We try not to stray from the geek-o-sphere too much here at the NOC, but it’s kind of hard to deny that the one pop cultural topic that’s taking up all of the oxygen is the announcement of the 2015 Academy Award nominations, and the near 100% shut out of people of color in all the major categories1. The most egregious of these snubs was the almost complete dismissal of Selma. The Martin Luther King biopic was pretty much a lock for multiple noms for most of awards season but only managed a Best Song and a (token) Best Picture out of the deal. Star David Oyelowo and director Ava DuVernay were left on the outside looking in.

And if you need a direct connection back to the nerd world, Oyelowo provides the voice for the Star Wars: Rebels baddie Agent Kallus and Topless Robot wants DuVernay to direct a Marvel movie (something the director isn’t opposed to, by the way). So there.

Here’s the thing. Who’s really surprised by these snubs? The Academy has had a long history of ignoring people of color — unless they’re playing slaves, servants, and/or murderous despots — and elevating movies about people of color by honoring only the white folk in them. Whenever the Academy acknowledges movies about racism, it’s usually movies centered around white folk — see Crash or Lincoln or The Help. Perhaps Selma was snubbed because it wasn’t white savior-y enough? Despite that manufactured backlash, Selma perfectly set up the Academy to do something historic. Think about it: on the occasion of what would have been Martin Luther King’s 85th birthday and on the eve of the national holiday created to honor his legacy2, the Academy could have nominated the first ever Black woman for Best Director and an actor who, by all accounts, embodied Dr. King more so than any performer previous.

For an organization created to honor the movies, they sure suck at creating a narrative. But hey, Common is now 50% of the way toward an EGOT. That’s something. Right?

Even when a POC-centered movie actually is an Oscar juggernaut — like The Last Emperor in 1988 or Crouching Tiger Hidden Dragon in 2001, the Academy finds ways to honor everyone but the actors. You know, the people audiences actually see on screen?

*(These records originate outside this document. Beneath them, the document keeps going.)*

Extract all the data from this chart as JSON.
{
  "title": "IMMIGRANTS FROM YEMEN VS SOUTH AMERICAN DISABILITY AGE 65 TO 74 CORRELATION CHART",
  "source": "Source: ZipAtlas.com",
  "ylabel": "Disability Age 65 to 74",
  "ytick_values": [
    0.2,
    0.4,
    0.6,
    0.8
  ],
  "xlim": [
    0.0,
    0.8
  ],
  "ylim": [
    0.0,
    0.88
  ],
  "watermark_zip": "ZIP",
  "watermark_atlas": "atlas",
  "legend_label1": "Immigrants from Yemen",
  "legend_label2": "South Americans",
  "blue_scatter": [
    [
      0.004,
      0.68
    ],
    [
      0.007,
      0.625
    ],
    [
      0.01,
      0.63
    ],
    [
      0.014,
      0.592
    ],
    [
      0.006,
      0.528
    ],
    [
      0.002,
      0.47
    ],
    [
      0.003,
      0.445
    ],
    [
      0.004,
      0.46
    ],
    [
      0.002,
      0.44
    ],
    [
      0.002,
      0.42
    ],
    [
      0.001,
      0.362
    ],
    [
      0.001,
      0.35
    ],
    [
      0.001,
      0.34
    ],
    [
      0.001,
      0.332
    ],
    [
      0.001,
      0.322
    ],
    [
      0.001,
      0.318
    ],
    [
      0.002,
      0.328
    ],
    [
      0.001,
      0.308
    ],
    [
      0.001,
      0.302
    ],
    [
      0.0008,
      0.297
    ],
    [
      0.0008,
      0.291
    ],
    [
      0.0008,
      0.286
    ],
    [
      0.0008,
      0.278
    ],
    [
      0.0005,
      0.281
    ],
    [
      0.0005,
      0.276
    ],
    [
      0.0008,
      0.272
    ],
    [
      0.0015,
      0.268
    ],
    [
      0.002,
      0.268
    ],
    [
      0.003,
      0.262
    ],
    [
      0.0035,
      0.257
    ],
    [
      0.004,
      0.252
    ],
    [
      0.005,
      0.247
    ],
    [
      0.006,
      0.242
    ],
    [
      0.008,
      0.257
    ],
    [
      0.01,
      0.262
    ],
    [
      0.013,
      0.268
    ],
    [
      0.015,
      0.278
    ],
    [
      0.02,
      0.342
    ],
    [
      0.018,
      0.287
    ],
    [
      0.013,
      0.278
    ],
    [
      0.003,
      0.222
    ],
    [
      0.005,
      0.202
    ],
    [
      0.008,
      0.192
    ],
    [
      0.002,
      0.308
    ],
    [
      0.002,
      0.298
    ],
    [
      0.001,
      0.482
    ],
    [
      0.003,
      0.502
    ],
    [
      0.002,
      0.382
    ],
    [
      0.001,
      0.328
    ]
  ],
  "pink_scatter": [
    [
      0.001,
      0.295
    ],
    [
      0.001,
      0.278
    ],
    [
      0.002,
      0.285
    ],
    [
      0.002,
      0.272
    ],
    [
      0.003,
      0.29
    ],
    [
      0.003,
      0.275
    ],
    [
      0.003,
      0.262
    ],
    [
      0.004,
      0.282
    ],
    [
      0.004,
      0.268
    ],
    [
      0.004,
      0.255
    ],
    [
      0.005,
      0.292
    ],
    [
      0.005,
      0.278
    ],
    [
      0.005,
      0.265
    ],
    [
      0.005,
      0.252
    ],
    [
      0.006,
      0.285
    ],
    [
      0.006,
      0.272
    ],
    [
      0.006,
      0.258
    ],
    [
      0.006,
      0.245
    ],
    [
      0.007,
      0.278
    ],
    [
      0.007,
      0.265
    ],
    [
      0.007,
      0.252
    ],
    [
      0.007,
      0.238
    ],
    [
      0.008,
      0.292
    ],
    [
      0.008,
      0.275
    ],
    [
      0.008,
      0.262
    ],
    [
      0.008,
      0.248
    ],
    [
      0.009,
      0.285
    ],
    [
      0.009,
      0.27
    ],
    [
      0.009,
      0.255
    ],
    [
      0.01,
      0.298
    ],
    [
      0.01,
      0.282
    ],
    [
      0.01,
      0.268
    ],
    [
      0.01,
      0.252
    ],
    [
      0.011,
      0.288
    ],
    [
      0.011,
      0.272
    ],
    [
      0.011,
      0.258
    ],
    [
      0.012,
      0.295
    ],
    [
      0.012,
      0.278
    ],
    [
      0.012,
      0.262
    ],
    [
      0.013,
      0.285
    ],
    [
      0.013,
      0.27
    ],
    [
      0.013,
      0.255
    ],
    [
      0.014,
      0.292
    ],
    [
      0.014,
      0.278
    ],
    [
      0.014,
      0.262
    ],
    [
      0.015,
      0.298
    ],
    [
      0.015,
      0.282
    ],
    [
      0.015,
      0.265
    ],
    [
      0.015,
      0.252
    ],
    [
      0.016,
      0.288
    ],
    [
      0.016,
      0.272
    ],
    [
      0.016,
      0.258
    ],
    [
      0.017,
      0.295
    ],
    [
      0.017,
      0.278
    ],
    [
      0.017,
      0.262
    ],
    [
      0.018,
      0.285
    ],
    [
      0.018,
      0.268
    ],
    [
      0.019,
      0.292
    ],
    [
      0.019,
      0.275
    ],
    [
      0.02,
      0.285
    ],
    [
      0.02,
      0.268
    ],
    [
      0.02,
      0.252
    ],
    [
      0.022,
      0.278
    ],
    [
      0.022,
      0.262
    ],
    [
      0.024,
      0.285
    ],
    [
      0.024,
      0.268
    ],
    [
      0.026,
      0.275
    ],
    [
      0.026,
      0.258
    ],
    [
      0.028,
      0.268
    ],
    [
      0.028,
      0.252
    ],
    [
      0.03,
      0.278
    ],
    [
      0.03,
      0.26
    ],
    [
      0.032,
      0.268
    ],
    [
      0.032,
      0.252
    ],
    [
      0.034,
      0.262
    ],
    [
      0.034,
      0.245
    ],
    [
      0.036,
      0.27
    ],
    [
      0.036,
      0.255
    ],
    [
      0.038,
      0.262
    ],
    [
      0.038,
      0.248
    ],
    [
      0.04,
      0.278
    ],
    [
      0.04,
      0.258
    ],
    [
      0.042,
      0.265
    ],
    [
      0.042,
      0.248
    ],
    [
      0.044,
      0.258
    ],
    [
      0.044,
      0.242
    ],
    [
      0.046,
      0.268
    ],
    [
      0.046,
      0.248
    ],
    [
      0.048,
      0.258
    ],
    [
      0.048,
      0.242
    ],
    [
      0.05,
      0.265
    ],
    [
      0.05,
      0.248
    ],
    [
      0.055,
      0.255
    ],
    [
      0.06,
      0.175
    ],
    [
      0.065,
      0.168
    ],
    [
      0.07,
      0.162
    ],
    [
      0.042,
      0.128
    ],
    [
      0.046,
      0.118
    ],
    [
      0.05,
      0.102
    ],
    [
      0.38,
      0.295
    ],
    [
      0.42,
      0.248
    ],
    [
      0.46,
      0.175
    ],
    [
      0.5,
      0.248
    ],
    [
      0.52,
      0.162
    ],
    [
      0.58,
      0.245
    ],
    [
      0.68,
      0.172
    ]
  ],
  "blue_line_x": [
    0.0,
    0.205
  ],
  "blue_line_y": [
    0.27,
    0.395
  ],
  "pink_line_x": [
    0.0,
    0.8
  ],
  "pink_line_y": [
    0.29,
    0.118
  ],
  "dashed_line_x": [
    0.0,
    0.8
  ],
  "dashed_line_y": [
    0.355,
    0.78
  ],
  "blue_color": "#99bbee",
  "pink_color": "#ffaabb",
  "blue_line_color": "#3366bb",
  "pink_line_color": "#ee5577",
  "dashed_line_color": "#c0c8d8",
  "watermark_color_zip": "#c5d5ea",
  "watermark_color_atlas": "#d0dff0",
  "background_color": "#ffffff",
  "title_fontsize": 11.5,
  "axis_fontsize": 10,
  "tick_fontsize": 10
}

How these soulful performances from Chow Yun-Fat and Michelle Yeoh were ignored by Oscar, I’ll never understand.

The other surprise snub was the absence of The LEGO Movie from the Best Animated Feature category. Though to be honest, I’m less broken up about that. While I really, really liked the movie, I’m rooting for Big Hero 6; though, I won’t be mad if The Tale of the Princess Kaguya walks away with the trophy. For starters, it’s simply a visually stunning film unlike anything else in the category. Also, it’d be nice to see Isao Takahata accept the Oscar, if only to see at least one non-white person win something.

Check out Heidi at The Beat for a rundown of the rest of the nerd-friendly categories (spoiler: they’re all the visual effects ones).

But I won’t lie. I’ll probably end up watching the broadcast. As frustrating as it is, I can’t deny that I’m a bit of an Oscar junkie, and I do have a rooting interest in some of the films that were nominated since Boyhood and Birdman3 were two of my favorite movies this year. And let’s face it, had Oyelowo or DuVernay been nominated, chances are neither would have won their respective categories since it’s pretty much Michael Keaton’s and Richard Linklater’s year. But by not nominating either of them, the Academy is denying both the opportunity to even compete, and that’s the real crime.


  1. Birdman director Alejandro González Iñárritu — who’s Mexican — is the lone exception. 
  2. Not to mention 2015 is the 50th anniversary of the marches in Selma and on the heels of Ferguson and the #BlackLivesMatter movement, the movie is more relevant than ever. 
  3. And in case you were wondering, you bet I’ve already updated my “Batman & Oscar” list to include Michael Keaton’s nomination!